The above portion was listed under a line that stated, “It is ordered and directed.” However, an earlier portion conceded that Moore was “not at liberty” to provide guidance to probate judges on the effect of Obergefell. Moore and his attorney pointed to that part as evidence that he wasn’t ordering probate judges to do anything.
Following an initial suspension with pay, Moore was tried before the Alabama Court of the Judiciary Wednesday on six charges of alleged ethics violations. At the hearing, where he received a standing ovation upon entering the packed Montgomery courtroom, Moore himself took the stand, saying he had not defied the U.S. Supreme Court’s Obergefell decision with his actions.
“I would never tell them what to do,” Moore said, referring to probate judges, according to al.com. He called the charges against him “ridiculous” and accused the Judicial Inquiry Commission of being unable to read an administrative order.

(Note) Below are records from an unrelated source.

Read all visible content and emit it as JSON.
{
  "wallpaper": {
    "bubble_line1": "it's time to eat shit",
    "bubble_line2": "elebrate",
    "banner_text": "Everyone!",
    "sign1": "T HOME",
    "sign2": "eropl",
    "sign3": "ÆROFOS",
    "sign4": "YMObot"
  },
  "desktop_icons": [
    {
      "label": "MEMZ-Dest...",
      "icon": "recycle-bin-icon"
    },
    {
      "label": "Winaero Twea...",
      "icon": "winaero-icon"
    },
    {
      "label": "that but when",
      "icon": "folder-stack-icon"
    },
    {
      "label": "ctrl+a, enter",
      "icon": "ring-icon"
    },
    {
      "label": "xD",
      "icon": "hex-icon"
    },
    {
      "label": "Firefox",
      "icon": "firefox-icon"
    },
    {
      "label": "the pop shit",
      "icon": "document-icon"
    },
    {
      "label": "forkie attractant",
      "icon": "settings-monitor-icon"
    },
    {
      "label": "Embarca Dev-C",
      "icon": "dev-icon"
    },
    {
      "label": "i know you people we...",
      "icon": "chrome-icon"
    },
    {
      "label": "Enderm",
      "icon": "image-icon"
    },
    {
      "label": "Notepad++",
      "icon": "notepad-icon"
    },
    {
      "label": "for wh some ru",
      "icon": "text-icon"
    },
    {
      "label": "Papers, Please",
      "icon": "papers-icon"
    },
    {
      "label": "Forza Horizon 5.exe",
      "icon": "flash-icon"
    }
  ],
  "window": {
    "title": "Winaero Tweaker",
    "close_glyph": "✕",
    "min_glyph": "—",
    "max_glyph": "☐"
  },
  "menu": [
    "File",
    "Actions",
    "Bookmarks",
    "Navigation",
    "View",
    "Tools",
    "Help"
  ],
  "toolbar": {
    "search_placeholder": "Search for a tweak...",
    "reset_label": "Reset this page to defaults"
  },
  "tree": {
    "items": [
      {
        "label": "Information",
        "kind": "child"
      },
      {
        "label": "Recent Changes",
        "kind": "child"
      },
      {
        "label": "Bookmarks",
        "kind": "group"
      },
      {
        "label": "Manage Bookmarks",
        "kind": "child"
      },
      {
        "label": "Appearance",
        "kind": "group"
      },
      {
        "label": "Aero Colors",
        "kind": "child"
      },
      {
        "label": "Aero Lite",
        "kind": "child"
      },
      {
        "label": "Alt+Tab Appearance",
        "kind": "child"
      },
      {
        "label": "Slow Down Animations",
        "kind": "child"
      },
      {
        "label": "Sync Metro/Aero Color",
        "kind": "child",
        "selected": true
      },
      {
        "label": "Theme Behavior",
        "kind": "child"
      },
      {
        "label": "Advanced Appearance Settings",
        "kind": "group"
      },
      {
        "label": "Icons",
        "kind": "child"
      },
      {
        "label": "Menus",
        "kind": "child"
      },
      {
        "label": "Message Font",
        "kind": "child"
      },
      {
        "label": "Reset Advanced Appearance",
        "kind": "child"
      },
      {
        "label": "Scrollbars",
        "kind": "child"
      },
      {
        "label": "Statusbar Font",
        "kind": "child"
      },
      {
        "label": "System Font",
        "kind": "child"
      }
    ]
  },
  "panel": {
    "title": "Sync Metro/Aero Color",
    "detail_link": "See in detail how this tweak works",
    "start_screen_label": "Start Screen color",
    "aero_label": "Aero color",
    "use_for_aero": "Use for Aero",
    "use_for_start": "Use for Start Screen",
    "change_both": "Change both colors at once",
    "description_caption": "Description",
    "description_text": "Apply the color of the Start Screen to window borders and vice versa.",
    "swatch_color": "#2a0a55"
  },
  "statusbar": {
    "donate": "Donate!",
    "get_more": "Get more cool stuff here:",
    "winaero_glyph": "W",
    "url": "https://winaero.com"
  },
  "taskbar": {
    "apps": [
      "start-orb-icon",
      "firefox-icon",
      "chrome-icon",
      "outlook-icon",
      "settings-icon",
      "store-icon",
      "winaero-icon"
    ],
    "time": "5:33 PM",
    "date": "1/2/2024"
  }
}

Prosecutors said otherwise.
“You told the probate judges that they were under a mandate to obey state court orders [a federal judge] said they could not,” retired federal judge John Carroll said upon cross-examination, according to the Montgomery Advertiser.
Attorney Ashby Pate with the Judicial Inquiry Commission similarly accused Moore of flouting the law.
"[H]e urged defiance, not compliance, for defying a decision already settled by the U.S. Supreme Court," said Pate, according to the Associated Press. He called on Alabama's Court of the Judiciary to remove Moore from office.
For the rebellious chief justice, suspected by some to be gearing up for a gubernatorial run, Friday’s outcome is not wholly unfamiliar. In 2003, he was removed from the exact same job when he refused to comply with a federal court order that he take down a monument of the Ten Commandments he had installed at the judicial building.
Voters re-elected Moore as chief justice in 2012.
This time, the nine-member Court of the Judiciary did not opt for the harshest punishment. Removal from the bench required a unanimous decision, yet suspension without pay only required a minimum 6-3 vote.
Moore can appeal the ruling to the Alabama Supreme Court.